Seacoast Bank added two places of work and closed one in St. Petersburg over the weekend.
Simply days after closing on the acquisition of Fourth Street Banking Co. and Freedom Bank, Seacoast was up and operating Monday in two former Freedom places of work, at 1200 4th St. N., and at 9700 Koger Blvd.
On the similar time, Seacoast closed its workplace at 965 Central Ave. in downtown St. Petersburg.
The transition must be seamless for purchasers, mentioned Cathy Swanson, who was CEO of Freedom and now could be senior vp and Pinellas County market president for Seacoast.
Seacoast Bank indicators went up over the weekend on the former Freedom Bank at 1200 4th St. N.
The deal was finalized Friday and bank workers labored by way of the weekend to combine operations and transfer Freedom accounts to Seacoast. Freedom workers are staying on and the Seacoast workers in downtown St. Pete will work out of the previous Freedom places of work.
The stock transaction, which closed on Aug. 21, was valued at about $41.7 million. Freedom shareholders obtained 0.1275 shares of stock of Seacoast Banking Corp. of Florida (Nasdaq: SBCF). Seacoast, an $8.1 billion-asset bank based mostly in Stuart, Florida, beforehand acquired two Tampa banks, GulfShore Bank and NorthStar Bank, in 2017, and expects to maintain increasing its Tampa-St. Petersburg presence, mentioned Allen Brinkman, Seacoast Bank regional president, Tampa Bay and southwest Florida.
Seacoast’s power is native decision-making and a group bank method, and Freedom’s values and its “white-glove” method to shoppers was very comparable, Brinkman mentioned.
“It was an extremely well run bank. I can give kudos to Cathy and her leadership team forhow well they operated the bank. Customers love their bankers, and it was an absolute perfect fit culturally for Seacoast and also to continue to grow our market in Tampa Bay, which we want to continue to invest in,” Brinkman mentioned.
Cathy Swanson, CEO, Freedom Bank
Freedom Bank, with $359 million in deposits and $312 million in loans, was one in all simply two group banks headquartered in St. Petersburg, and one in all 10 within the Tampa-St. Petersburg-Clearwater metropolitan space. The variety of smaller banks has been shrinking, amid expertise advances, aggressive pressures and compliance prices and different regulatory mandates.
“When we started looking at the future for small community banks and our opportunities down the road, we looked at Seacoast and we thought, here’s an opportunity to be able to continue to provide tremendous service to our customers and yet keep that nice, small community bank feel,” Swanson mentioned. “We felt that was the right way for us to go to provide customers with more products, services and lending capacity, and still have a community bank that’s been around for 90 years and really cares about their customers. So it felt like an easy segue for us to do that.”
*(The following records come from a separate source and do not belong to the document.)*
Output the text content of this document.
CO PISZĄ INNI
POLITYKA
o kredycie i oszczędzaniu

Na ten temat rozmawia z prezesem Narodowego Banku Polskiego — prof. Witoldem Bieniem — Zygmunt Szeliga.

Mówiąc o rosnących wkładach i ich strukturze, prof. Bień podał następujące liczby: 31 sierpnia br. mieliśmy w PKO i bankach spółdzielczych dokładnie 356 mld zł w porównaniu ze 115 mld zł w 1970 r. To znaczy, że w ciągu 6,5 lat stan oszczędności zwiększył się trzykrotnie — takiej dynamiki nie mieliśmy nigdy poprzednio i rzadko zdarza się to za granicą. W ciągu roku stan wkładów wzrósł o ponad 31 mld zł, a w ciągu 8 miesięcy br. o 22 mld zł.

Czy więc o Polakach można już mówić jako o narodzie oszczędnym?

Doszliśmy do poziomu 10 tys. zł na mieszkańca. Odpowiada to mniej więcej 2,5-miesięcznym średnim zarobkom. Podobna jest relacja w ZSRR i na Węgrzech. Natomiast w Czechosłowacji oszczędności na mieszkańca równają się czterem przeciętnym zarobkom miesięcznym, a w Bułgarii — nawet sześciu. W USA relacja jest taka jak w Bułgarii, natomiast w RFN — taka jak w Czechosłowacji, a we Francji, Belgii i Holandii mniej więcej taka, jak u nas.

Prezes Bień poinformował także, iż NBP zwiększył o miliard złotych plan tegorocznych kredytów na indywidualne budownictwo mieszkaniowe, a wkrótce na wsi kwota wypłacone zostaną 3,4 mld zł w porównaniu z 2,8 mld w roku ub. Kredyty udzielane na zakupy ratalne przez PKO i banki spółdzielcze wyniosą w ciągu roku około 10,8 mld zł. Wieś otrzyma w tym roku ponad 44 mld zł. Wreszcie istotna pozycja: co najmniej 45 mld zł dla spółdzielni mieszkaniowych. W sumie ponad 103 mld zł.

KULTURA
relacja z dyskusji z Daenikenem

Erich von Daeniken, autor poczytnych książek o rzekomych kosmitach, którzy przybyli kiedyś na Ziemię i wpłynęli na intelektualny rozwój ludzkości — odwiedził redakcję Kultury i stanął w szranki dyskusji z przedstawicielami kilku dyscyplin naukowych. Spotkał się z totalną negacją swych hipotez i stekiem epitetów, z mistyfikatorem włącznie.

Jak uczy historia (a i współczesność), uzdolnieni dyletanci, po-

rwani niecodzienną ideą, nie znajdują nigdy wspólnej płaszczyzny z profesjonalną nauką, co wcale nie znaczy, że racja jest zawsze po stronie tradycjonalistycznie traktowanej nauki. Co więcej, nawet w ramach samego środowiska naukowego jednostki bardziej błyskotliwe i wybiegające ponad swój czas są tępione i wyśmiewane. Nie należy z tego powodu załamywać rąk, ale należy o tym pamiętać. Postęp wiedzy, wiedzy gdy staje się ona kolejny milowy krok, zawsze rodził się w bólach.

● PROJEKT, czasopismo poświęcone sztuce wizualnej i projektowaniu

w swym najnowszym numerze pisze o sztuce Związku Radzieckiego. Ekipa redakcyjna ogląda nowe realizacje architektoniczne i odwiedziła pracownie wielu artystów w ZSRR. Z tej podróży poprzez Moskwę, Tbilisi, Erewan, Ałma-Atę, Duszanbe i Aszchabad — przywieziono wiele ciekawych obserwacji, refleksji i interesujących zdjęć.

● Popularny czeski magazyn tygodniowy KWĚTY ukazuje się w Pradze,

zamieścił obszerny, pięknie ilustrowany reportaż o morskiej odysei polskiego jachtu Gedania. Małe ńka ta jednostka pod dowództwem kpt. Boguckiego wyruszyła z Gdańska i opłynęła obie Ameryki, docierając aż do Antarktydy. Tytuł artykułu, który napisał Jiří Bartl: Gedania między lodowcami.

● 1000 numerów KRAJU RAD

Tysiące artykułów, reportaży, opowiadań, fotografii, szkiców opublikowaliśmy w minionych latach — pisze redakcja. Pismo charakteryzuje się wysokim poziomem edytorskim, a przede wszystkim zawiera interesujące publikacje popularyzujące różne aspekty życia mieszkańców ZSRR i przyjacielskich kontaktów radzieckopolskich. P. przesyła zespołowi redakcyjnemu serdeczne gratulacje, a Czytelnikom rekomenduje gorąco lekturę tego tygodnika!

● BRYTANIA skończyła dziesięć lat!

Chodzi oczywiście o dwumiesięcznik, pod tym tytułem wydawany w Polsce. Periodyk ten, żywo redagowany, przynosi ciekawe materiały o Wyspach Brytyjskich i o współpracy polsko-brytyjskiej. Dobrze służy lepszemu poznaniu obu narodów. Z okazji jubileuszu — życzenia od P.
Unknown financial territory
Each banks have been lively within the Payroll Safety Program, a part of the federal Covid-19 aid funding bundle and supposed to supply an incentive for small companies to maintain staff on their payrolls.
Other than PPP, buyer demand for lending is restricted, as enterprise debtors face unknown financial territory, Swanson mentioned.
“There is still demand out there but I would not say it’s very robust or aggressive. It’s very measured and thoughtful and I think customers are getting measured and thoughtful responses back from the bank,” Brinkman mentioned.
Each Brinkman and Swanson pressured the significance of bankers listening to prospects’ wants and offering steering and recommendation.
“This is where banks set themselves apart in my opinion,” Brinkman mentioned. “Good times are easy to operate in for banks and for businesses, but when there’s hard times you start to recognize who your partners are, and I think if you’ve been able to give good advice in the past it becomes more valuable.”
Amid uncertainty, the Tampa Bay market, with a various mixture of industries, is likely one of the greatest markets in Florida from a development standpoint, Brinkman mentioned.
“We want to invest in Tampa Bay, and Pinellas is an incredible market. If you think about Pinellas and what it offers, especially from a middle-market, small and medium-size business perspective, it has an incredible amount of opportunity,” Brinkman mentioned. “We will always be looking to invest in the area.”